A nurse is caring for a 9-year-old child at a clinic.
Nurses' Notes
1000:
Child has been brought to the clinic by their parent due to a report of right arm pain. The parent
states that several hours ago the child tripped and fell onto the sidewalk while playing
outside. The child states, "I was running when we were playing. and I tripped over a curb." Child
is supporting their arm across their body.
Assessment
Respirations easy and unlabored, Abdomen non-distended. Right forearm and fingers are
edematous. Ecchymotic area noted on outer aspect of the forearm. Radial pulse +2. Fingers
slightly cool to touch. Child can move fingers and reports a mild "tingling" sensation, Child
verbalizes a pain level of 4 on a scale of 0 to 10, Multiple areas of bruising are noted on lower
extremities in various stages of healing
Vital. Signs
Temperature 36.8°C (98.2° F)
Heart rate 102/min
Respiratory rate 22/min
BP 100/60 mm Hg
Oxygen saturation 98% on room air
Nurse reviews the assessment findings. Which findings require immediate follow-up?
- A. Right forearm and fingers are edematous.
- B. Ecchymotic area noted on outer aspect of the forearm.
- C. Heart rate 102/min
- D. Fingers slightly cool to touch.
- E. Child verbalizes a pain level of 4 on a scale of 0 to 10
- F. Respiratory rate 22/min
Correct Answer: A,D
Rationale: Edema and coolness in the extremity suggest circulatory impairment, warranting immediate attention.
A nurse is developing a nutritional care plan for a client who has COPD and severe dyspnea.
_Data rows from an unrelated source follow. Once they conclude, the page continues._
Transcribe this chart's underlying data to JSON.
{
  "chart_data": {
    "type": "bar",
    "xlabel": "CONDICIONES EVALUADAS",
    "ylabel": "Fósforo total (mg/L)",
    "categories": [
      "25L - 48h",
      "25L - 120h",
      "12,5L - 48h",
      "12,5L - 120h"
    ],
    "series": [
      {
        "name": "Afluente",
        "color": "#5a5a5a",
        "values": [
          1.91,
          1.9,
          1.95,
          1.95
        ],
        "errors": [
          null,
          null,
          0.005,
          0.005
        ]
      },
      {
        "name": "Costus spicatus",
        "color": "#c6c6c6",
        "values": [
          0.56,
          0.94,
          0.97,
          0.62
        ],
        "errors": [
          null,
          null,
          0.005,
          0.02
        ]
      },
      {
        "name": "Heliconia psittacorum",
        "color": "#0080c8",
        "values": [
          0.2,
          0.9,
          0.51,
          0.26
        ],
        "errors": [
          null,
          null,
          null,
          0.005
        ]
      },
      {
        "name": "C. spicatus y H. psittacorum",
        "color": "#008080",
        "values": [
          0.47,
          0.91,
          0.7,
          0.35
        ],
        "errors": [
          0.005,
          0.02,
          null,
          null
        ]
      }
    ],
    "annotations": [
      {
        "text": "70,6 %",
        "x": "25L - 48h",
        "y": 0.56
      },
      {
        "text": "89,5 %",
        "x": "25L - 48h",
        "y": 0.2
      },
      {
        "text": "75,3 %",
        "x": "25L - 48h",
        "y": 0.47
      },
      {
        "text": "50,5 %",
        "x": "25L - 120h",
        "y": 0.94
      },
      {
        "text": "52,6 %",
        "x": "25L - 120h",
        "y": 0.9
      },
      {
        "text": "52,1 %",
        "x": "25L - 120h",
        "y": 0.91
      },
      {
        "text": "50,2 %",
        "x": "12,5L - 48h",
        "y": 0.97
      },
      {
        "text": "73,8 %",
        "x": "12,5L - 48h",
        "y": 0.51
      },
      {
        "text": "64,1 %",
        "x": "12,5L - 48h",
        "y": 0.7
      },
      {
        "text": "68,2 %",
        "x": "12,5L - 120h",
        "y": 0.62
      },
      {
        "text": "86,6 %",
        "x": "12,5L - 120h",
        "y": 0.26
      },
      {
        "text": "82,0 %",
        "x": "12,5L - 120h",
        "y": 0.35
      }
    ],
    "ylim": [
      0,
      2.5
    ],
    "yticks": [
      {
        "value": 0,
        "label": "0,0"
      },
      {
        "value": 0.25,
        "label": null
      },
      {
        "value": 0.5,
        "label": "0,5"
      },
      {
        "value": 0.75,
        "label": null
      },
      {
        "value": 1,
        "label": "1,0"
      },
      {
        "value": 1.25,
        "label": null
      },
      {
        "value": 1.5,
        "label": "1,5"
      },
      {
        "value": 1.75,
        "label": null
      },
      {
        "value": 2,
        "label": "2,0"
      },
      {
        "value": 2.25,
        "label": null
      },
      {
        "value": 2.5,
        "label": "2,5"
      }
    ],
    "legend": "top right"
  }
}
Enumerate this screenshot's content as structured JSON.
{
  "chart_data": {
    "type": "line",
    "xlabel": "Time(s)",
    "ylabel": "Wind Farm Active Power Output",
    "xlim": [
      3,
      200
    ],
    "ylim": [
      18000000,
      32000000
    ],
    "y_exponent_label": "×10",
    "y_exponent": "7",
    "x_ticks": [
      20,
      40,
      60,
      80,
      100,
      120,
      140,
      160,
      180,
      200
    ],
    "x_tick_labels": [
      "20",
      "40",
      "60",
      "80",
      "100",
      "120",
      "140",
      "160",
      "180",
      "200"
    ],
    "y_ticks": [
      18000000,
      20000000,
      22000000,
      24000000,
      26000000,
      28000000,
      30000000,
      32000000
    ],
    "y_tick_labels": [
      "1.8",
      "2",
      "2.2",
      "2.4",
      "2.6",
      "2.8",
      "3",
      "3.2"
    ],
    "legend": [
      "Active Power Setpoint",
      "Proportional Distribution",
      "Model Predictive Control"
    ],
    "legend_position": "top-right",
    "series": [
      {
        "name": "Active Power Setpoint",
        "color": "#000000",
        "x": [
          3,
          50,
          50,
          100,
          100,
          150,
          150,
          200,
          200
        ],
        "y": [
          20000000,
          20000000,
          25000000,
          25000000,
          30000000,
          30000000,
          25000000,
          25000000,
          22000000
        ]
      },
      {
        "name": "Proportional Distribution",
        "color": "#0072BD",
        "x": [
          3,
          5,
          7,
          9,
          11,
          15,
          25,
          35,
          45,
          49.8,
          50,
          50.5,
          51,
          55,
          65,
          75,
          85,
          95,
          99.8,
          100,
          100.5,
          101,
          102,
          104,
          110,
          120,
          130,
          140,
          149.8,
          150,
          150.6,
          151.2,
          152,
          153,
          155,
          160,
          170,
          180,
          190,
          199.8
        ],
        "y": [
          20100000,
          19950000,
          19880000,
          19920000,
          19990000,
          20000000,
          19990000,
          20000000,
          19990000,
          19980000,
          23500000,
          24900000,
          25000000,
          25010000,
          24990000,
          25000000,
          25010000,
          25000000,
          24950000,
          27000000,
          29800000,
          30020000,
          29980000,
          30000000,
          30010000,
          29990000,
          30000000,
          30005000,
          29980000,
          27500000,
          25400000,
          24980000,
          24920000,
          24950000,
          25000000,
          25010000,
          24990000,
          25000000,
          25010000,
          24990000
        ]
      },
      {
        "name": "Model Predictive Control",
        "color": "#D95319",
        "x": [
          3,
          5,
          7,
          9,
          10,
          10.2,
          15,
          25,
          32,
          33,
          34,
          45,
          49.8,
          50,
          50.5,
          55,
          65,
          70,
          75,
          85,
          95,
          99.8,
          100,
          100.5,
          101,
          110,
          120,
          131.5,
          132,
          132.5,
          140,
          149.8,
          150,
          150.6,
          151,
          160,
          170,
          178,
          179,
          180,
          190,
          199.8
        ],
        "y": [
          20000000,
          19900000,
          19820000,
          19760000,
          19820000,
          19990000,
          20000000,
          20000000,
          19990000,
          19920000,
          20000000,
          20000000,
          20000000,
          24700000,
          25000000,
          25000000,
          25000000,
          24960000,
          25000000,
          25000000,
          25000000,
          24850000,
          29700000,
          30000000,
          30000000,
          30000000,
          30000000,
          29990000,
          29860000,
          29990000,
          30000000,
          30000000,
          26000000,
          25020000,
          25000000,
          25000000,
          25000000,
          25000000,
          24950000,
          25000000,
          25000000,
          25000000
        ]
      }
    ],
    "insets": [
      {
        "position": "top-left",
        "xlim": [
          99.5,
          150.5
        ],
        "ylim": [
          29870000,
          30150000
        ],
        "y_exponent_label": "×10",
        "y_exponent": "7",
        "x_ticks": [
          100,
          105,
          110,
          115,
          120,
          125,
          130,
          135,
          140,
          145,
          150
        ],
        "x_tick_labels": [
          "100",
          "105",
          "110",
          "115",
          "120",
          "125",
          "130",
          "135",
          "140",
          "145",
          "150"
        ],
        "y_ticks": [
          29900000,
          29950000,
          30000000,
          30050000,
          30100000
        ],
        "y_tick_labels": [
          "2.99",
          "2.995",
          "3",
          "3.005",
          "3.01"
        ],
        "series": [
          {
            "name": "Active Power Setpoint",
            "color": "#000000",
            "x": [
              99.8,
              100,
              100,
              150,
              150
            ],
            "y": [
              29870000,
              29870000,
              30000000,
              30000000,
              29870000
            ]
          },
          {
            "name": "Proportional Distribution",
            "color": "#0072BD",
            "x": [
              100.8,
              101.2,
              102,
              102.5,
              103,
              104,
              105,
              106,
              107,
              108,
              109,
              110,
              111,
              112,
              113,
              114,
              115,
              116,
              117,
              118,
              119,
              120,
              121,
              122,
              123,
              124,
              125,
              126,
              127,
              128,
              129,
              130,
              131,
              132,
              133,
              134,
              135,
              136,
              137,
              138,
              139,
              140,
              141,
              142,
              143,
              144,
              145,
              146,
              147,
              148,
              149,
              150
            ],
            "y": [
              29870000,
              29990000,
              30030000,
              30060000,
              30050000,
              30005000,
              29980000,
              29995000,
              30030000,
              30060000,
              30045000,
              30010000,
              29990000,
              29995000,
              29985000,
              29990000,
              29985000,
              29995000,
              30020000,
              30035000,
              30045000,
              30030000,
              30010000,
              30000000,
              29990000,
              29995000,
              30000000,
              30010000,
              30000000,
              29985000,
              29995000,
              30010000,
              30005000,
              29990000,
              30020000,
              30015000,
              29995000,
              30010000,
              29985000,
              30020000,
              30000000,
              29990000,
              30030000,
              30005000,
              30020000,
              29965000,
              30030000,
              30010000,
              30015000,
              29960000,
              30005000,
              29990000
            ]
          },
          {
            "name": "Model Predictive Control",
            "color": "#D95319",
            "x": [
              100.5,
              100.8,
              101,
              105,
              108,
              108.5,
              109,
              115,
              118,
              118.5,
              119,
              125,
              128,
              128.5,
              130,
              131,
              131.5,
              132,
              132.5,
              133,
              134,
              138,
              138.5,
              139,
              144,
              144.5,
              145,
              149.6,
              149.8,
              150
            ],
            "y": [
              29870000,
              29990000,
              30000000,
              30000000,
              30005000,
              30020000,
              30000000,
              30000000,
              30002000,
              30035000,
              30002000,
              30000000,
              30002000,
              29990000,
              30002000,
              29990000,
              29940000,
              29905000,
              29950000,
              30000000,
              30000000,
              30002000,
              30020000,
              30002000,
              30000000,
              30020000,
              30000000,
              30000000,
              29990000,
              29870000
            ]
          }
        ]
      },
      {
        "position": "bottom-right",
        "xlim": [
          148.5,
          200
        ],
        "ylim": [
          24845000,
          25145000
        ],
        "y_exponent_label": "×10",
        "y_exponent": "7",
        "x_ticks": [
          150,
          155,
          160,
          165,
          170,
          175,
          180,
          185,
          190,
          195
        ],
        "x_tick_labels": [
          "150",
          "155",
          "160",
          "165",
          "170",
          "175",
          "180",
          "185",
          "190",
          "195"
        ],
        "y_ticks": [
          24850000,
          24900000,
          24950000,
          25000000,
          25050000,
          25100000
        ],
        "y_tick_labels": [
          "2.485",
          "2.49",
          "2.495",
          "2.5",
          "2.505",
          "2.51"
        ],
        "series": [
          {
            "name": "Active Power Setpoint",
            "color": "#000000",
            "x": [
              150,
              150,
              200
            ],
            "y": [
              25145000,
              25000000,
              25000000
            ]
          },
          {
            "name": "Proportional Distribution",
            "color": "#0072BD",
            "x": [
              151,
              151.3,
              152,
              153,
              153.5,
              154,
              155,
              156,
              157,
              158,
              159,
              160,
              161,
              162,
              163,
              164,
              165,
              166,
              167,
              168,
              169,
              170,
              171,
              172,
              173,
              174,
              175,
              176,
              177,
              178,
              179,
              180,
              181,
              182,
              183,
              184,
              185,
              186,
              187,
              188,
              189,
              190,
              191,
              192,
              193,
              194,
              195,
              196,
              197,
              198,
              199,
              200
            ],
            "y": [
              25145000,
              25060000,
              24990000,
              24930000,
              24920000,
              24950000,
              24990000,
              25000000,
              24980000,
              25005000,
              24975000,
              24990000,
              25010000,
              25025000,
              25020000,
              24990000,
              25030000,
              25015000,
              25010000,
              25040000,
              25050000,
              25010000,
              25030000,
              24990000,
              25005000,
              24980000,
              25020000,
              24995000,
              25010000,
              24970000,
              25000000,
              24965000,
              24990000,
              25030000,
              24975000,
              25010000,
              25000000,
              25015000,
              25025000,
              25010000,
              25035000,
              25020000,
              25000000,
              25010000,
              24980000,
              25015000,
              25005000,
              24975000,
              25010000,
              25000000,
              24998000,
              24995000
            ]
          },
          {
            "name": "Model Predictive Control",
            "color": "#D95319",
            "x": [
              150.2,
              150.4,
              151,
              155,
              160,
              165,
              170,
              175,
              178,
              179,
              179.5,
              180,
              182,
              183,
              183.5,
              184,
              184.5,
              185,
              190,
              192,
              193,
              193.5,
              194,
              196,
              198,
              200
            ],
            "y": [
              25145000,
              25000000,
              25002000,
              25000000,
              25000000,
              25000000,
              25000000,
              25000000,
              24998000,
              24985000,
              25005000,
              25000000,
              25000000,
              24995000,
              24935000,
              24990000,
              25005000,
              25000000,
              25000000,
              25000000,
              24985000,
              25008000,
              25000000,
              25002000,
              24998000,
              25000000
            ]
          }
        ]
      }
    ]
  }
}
Which action should the nurse include in the plan?
- A. Offer the client three large meals each day
- B. Provide small, frequent meals to reduce fatigue and improve intake.
- C. Encourage the client to drink fluids immediately before or after meals to prevent early satiety.
- D. Offer high-calorie, nutrient-dense foods to support weight maintenance.
- E. Monitor the client's weight regularly to assess nutritional status.
Correct Answer: B
Rationale: The correct answer is B: Provide small, frequent meals to reduce fatigue and improve intake. This option is the most appropriate because small, frequent meals can help prevent fatigue and improve nutrient intake by ensuring a steady supply of energy throughout the day. Offering three large meals (option A) may overwhelm the client and lead to fatigue. Encouraging fluid intake before or after meals (option C) may cause early satiety and reduce food intake. Offering high-calorie, nutrient-dense foods (option D) can be beneficial, but the frequency of meals is more crucial in this scenario. Monitoring weight (option E) is important but does not directly address the issue of fatigue and intake.